It is highly illegal for individuals to sell substances like cocaine, methamphetamine, marijuana, heroin and prescription drugs. Those who police suspect have engaged in drug sales activity will be arrested and charged with drug sales crimes. Typically, these individuals will face other drug-related charges as well -- like drug possession and drug paraphernalia possession crimes.
Sometimes, drug sales charges are much more difficult for Minnesota prosecutors to prove than drug possession charges. That is because selling drugs is an action that physical evidence may not exist for, but drug possession usually involves the physical proof of drugs found in a defendant's pocket, car or residence.
In order to prove drug sales allegations, officers will search for specific kinds of evidence that can strengthen the prosecution's case in the typical drug sales matter. Evidence that might be used to convict someone of drug sales include the possession of scales and measuring devices, possession of small plastic baggies and containers that can be used to divide and sell drugs, possession of address books with buyer and money-paid or money-owed information and possession of cellphones, beepers and pagers.

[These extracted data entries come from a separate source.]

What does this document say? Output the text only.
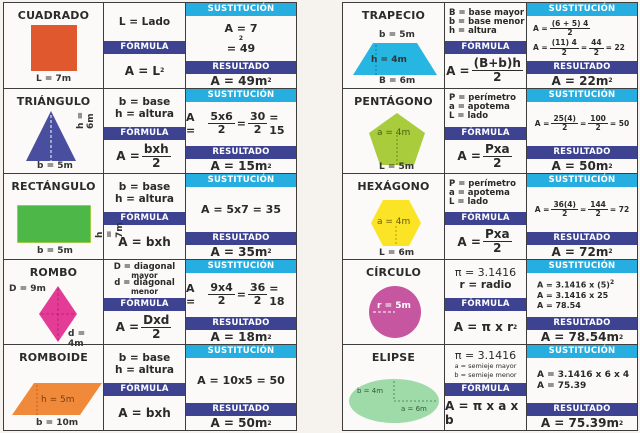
CUADRADO
L = 7m
L = Lado
FÓRMULA
A = L 2
SUSTITUCIÓN
A = 7
2
= 49
RESULTADO
A = 49m 2
TRIÁNGULO
h = 6m
b = 5m
b = base
h = altura
FÓRMULA
$A = \frac{\text{bxh}}{2}$
SUSTITUCIÓN
A =	$\frac{5x6}{2} = \frac{30}{2} = 15$
RESULTADO
A = 15m 2
RECTÁNGULO
h = 7m
b = 5m
b = base
h = altura
FÓRMULA
A = bxh
SUSTITUCIÓN
A = 5x7 = 35
RESULTADO
A = 35m 2
ROMBO
D = 9m
d = 4m
D = diagonal
mayor
d = diagonal
menor
FÓRMULA
$A = \frac{\text{Dxd}}{2}$
SUSTITUCIÓN
A =	$\frac{9x4}{2} = \frac{36}{2} = 18$
RESULTADO
A = 18m 2
ROMBOIDE
h = 5m
b = 10m
b = base
h = altura
FÓRMULA
A = bxh
SUSTITUCIÓN
A = 10x5 = 50
RESULTADO
A = 50m 2
TRAPECIO
b = 5m
h = 4m
B = 6m
B = base mayor
b = base menor
h = altura
FÓRMULA
$A = \frac{(B+b)h}{2}$
SUSTITUCIÓN
$A = \frac{(6 + 5) 4}{2}$
$A = \frac{(11) 4}{2} = \frac{44}{2} = 22$
RESULTADO
A = 22m 2
PENTÁGONO
a = 4m
L = 5m
P = perímetro
a = apotema
L = lado
FÓRMULA
$A = \frac{\text{Pxa}}{2}$
SUSTITUCIÓN
$A = \frac{25(4)}{2} = \frac{100}{2} = 50$
RESULTADO
A = 50m 2
HEXÁGONO
a = 4m
L = 6m
P = perímetro
a = apotema
L = lado
FÓRMULA
$A = \frac{\text{Pxa}}{2}$
SUSTITUCIÓN
$A = \frac{36(4)}{2} = \frac{144}{2} = 72$
RESULTADO
A = 72m 2
CÍRCULO
r = 5m
π = 3.1416
r = radio
FÓRMULA
A = π x r 2
SUSTITUCIÓN
A = 3.1416 x $(5)^2$
A = 3.1416 x 25
A = 78.54
RESULTADO
A = 78.54m 2
ELIPSE
b = 4m
a = 6m
π = 3.1416
a = semieje mayor
b = semieje menor
FÓRMULA
A = π x a x b
SUSTITUCIÓN
A = 3.1416 x 6 x 4
A = 75.39
RESULTADO
A = 75.39m 2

Individuals convicted of narcotics crimes can spend many years in state or federal prison; therefore, if you have been accused of such offenses, you will want to construct a well-thought out and strategic criminal defense strategy. At the Rivers Law Firm, the criminal defense strategies we develop depend on the potential punishments that could be ordered upon conviction and the strength of facts and evidence brought forward by the prosecution.
If evidence is particularly strong against the accused, individuals may choose to seek a plea bargain with the prosecution, and plead guilty to certain charges in exchange for a reduction in punishment consequences. If evidence is particularly week, defendants might try to seek a verdict of not guilty by defending against all of the charges.